Saturday, November 16, 2019
YouTube now has a new twist in its community guidelines, grown out of pure tribalism
Matt Christiansen has reported that he received a very
bizarre message from YouTube early Nov. 13 warning him that one of his
livestreams must be marked private because it could create “a credible threat
to life”, presumably in the whistleblower case.
He did not get a community guidelines strike, and YT
said that in these unusual circumstances it did not know how to apply its
normal rules, because the context is so unusual. But then it suggested that it
remove “misleading tags” and the like.
Apparently other creators, including Tim Pool, received
the email too.
Christiansen showed normal media outlet stories
(although they are “mid-sized” possibly conservative sites (Heavy and Real
Clear Politics), not major media) that had named the person and he redacted the
name and image. (Personal note: the
image in Heavy site is familiar to me, but I get around and travel to other
cities a lot. I won’t give more details
now.)
It is almost unprecedented for a platform to imply that one user could "get somebody killed" (with the attendant moral culpability) outside of the more familiar context of organized crime and hired hitmen ("The Godfather" movies, etc). The issue comes up with providing certain kinds of information (usually weapons) or in the Paladin Press book controversy in the 1990s (or possibly Turner Diaries). This is more of a moral precept we associate with hyper-tribalism, in opposition to the narrow libertarian idea that you are responsible (only) for the results of your own personal actions. That idea has really lost traction since 2016.

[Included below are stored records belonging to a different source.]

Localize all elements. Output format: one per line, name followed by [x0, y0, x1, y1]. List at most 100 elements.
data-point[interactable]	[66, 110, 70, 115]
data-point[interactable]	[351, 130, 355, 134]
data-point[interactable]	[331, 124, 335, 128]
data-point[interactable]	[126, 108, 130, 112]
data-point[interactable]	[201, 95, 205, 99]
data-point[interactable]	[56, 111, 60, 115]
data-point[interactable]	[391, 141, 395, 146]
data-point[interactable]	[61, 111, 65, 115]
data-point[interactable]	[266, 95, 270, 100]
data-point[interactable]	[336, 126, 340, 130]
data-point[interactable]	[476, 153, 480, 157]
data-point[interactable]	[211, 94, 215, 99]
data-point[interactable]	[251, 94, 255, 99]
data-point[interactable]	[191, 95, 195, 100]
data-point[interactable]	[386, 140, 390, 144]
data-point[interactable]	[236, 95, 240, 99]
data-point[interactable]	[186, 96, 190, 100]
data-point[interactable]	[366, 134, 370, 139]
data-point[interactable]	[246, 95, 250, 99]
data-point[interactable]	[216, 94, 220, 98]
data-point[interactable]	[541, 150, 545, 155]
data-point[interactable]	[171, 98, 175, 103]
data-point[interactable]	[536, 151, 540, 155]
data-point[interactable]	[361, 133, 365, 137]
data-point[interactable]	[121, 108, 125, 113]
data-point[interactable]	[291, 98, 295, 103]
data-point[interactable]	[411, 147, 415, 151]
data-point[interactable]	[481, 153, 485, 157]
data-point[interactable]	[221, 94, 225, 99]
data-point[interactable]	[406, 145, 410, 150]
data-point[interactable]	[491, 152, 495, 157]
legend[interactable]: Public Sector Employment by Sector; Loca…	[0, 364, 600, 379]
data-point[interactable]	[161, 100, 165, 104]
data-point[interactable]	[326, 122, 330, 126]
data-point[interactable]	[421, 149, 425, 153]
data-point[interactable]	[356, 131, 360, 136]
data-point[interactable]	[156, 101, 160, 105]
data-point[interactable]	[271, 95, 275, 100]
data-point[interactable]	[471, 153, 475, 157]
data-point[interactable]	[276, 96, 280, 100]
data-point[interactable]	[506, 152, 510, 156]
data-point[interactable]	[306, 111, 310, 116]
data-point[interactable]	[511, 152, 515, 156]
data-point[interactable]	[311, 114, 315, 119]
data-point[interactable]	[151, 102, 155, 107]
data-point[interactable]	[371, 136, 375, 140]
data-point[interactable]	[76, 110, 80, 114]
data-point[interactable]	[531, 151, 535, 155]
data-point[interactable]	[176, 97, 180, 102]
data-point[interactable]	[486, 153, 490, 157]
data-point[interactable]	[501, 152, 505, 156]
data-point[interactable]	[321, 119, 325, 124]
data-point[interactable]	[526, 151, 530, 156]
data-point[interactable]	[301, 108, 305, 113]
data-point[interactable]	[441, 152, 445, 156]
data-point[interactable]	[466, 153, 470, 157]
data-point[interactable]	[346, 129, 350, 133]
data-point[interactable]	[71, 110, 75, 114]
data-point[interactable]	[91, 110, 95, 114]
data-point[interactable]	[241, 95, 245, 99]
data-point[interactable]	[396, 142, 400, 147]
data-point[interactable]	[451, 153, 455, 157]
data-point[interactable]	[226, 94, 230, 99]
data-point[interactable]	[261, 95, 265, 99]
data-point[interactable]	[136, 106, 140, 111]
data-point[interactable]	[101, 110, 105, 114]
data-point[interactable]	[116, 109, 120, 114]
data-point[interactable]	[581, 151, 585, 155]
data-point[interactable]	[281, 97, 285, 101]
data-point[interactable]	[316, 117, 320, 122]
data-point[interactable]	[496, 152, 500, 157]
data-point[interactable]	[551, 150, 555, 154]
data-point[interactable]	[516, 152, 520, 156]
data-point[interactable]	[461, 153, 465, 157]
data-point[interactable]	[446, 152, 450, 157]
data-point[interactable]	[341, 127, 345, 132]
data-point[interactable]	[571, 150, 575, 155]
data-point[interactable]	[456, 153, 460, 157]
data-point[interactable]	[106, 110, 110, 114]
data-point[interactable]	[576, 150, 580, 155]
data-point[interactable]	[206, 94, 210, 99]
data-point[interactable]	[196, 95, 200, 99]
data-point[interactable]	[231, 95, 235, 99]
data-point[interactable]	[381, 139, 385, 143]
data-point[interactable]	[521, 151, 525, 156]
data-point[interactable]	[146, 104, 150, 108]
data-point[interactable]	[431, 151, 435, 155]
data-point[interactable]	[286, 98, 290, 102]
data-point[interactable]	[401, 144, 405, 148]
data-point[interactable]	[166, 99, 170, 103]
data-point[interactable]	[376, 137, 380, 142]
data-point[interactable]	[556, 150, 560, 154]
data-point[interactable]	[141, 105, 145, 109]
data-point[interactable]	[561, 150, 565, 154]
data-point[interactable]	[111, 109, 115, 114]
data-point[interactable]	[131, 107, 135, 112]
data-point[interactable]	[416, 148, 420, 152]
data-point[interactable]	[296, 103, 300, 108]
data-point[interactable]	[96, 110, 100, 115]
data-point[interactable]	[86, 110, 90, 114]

The idea that a side, blog (set) or video channel is “misleading”
or not transparent as to purpose is becoming more significant. For example, a
lot of my content is spread across several platforms and sometimes duplicated,
going back to legacy flat websites I set up around 1997 at the time of my first
book. Some are kept available but not
often updated. The possibility of some items being on more than one place grew out of the idea that redundancy would keep content available when one site was down, in the early days. I now have to contemplate
reducing redundancies (which happen when new technology is introduced and it isn’t
practical to move everything) and making the entrypoints much clearer to the public
because of these concerns, which relate to the radicalization issue at least indirectly.